Oral pregabalin reverses cold allodynia in two distinct models of peripheral neuropathic pain

Abstract

A major symptom of persistent neuropathic pain, which may develop after peripheral nerve injury, is hypersensitivity (allodynia) to normally innocuous cold stimuli. Although the anticonvulsant pregabalin has been demonstrated to relieve neuropathic pain, both in preclinical models and clinically, the analgesic effect of the drug in animals has not been profiled for cold hypersensitivity. Therefore, we examined the effect of pregabalin (single oral dosing: 30, 100, 300 μmol/kg) on cold allodynia in two models of chronic neuropathic pain, the spared nerve injury (SNI) and the spinal nerve ligation (SNL) models. A significant antiallodynic effect was observed with pregabalin at all doses tested with a maximal effect of 71% (SNI) and 60% (SNL), respectively compared to vehicle.

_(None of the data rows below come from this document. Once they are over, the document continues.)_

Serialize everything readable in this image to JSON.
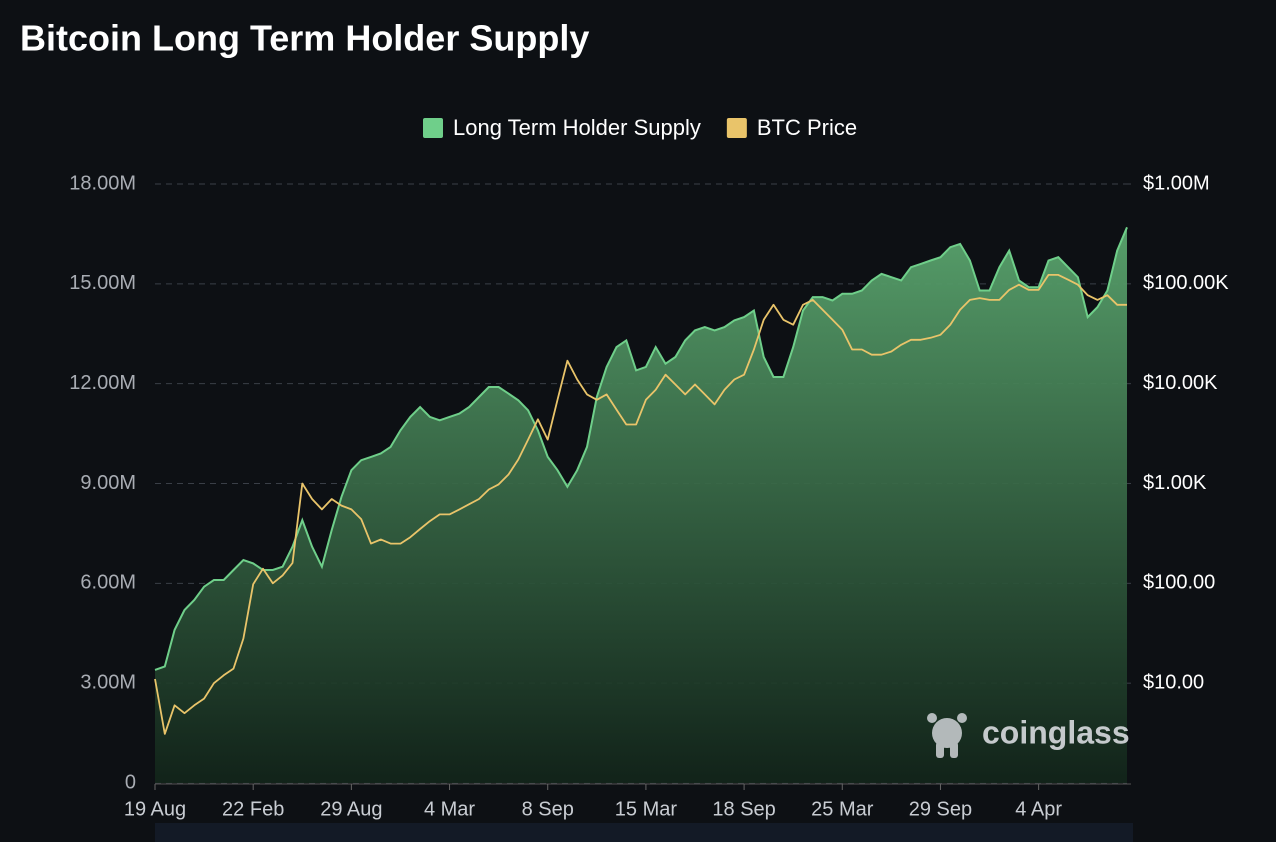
{
  "chart_data": {
    "type": "area-line",
    "title": "Bitcoin Long Term Holder Supply",
    "watermark": "coinglass",
    "categories": [
      "19 Aug",
      null,
      null,
      null,
      null,
      null,
      null,
      null,
      null,
      null,
      "22 Feb",
      null,
      null,
      null,
      null,
      null,
      null,
      null,
      null,
      null,
      "29 Aug",
      null,
      null,
      null,
      null,
      null,
      null,
      null,
      null,
      null,
      "4 Mar",
      null,
      null,
      null,
      null,
      null,
      null,
      null,
      null,
      null,
      "8 Sep",
      null,
      null,
      null,
      null,
      null,
      null,
      null,
      null,
      null,
      "15 Mar",
      null,
      null,
      null,
      null,
      null,
      null,
      null,
      null,
      null,
      "18 Sep",
      null,
      null,
      null,
      null,
      null,
      null,
      null,
      null,
      null,
      "25 Mar",
      null,
      null,
      null,
      null,
      null,
      null,
      null,
      null,
      null,
      "29 Sep",
      null,
      null,
      null,
      null,
      null,
      null,
      null,
      null,
      null,
      "4 Apr",
      null,
      null,
      null,
      null,
      null,
      null,
      null,
      null,
      null
    ],
    "series": [
      {
        "name": "Long Term Holder Supply",
        "color": "#6fcf8a",
        "axis": "y",
        "values": [
          3400000,
          3500000,
          4600000,
          5200000,
          5500000,
          5900000,
          6100000,
          6100000,
          6400000,
          6700000,
          6600000,
          6400000,
          6400000,
          6500000,
          7100000,
          7900000,
          7100000,
          6500000,
          7600000,
          8600000,
          9400000,
          9700000,
          9800000,
          9900000,
          10100000,
          10600000,
          11000000,
          11300000,
          11000000,
          10900000,
          11000000,
          11100000,
          11300000,
          11600000,
          11900000,
          11900000,
          11700000,
          11500000,
          11200000,
          10600000,
          9800000,
          9400000,
          8900000,
          9400000,
          10100000,
          11600000,
          12500000,
          13100000,
          13300000,
          12400000,
          12500000,
          13100000,
          12600000,
          12800000,
          13300000,
          13600000,
          13700000,
          13600000,
          13700000,
          13900000,
          14000000,
          14200000,
          12800000,
          12200000,
          12200000,
          13100000,
          14200000,
          14600000,
          14600000,
          14500000,
          14700000,
          14700000,
          14800000,
          15100000,
          15300000,
          15200000,
          15100000,
          15500000,
          15600000,
          15700000,
          15800000,
          16100000,
          16200000,
          15700000,
          14800000,
          14800000,
          15500000,
          16000000,
          15100000,
          14900000,
          14900000,
          15700000,
          15800000,
          15500000,
          15200000,
          14000000,
          14300000,
          14800000,
          16000000,
          16700000
        ]
      },
      {
        "name": "BTC Price",
        "color": "#e9c46a",
        "axis": "y2",
        "values": [
          11,
          3.1,
          6,
          5,
          6,
          7,
          10,
          12,
          14,
          28,
          98,
          140,
          100,
          120,
          160,
          1000,
          700,
          550,
          700,
          600,
          550,
          440,
          250,
          275,
          250,
          250,
          290,
          350,
          420,
          490,
          490,
          550,
          620,
          700,
          870,
          980,
          1230,
          1740,
          2750,
          4400,
          2750,
          6900,
          17000,
          11000,
          7800,
          6900,
          7800,
          5500,
          3900,
          3900,
          6900,
          8700,
          12300,
          9800,
          7800,
          9800,
          7800,
          6200,
          8700,
          11000,
          12300,
          22000,
          43600,
          61700,
          43600,
          39000,
          61700,
          69000,
          55000,
          43600,
          34700,
          22000,
          22000,
          19500,
          19500,
          21000,
          24500,
          27500,
          27500,
          28800,
          30900,
          39000,
          55000,
          69000,
          72000,
          69000,
          69000,
          87000,
          98000,
          87000,
          87000,
          123000,
          123000,
          110000,
          98000,
          77000,
          69000,
          77000,
          61700,
          61700
        ]
      }
    ],
    "ylim": [
      0,
      18000000
    ],
    "yticks": [
      0,
      {
        "value": 3000000,
        "label": "3.00M"
      },
      {
        "value": 6000000,
        "label": "6.00M"
      },
      {
        "value": 9000000,
        "label": "9.00M"
      },
      {
        "value": 12000000,
        "label": "12.00M"
      },
      {
        "value": 15000000,
        "label": "15.00M"
      },
      {
        "value": 18000000,
        "label": "18.00M"
      }
    ],
    "y2lim": [
      1,
      1000000
    ],
    "y2log": true,
    "y2ticks": [
      {
        "value": 10,
        "label": "$10.00"
      },
      {
        "value": 100,
        "label": "$100.00"
      },
      {
        "value": 1000,
        "label": "$1.00K"
      },
      {
        "value": 10000,
        "label": "$10.00K"
      },
      {
        "value": 100000,
        "label": "$100.00K"
      },
      {
        "value": 1000000,
        "label": "$1.00M"
      }
    ],
    "grid": true,
    "legend": "top"
  }
}
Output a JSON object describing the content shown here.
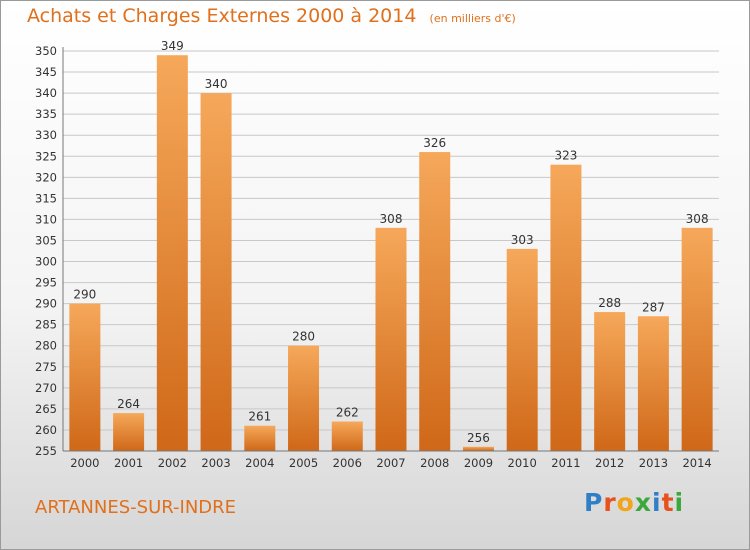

For comparison, only the highest dose tested of pregabalin (300 μmol/kg), significantly decreased pain responses in phase 2 of the rat formalin test (∼ 67% pain inhibition). However, pregabalin at this high dose also affected other centrally mediated behavioural functions, such as motor activity and anxiolytic behaviour in naïve animals, which could potentially interfere with the pain readout. The present study demonstrates that oral administration of pregabalin significantly reduces both cold allodynia induced in the SNI and the SNL models of neuropathic pain as well as formalin-induced nociception, albeit with different sensitivity and potency.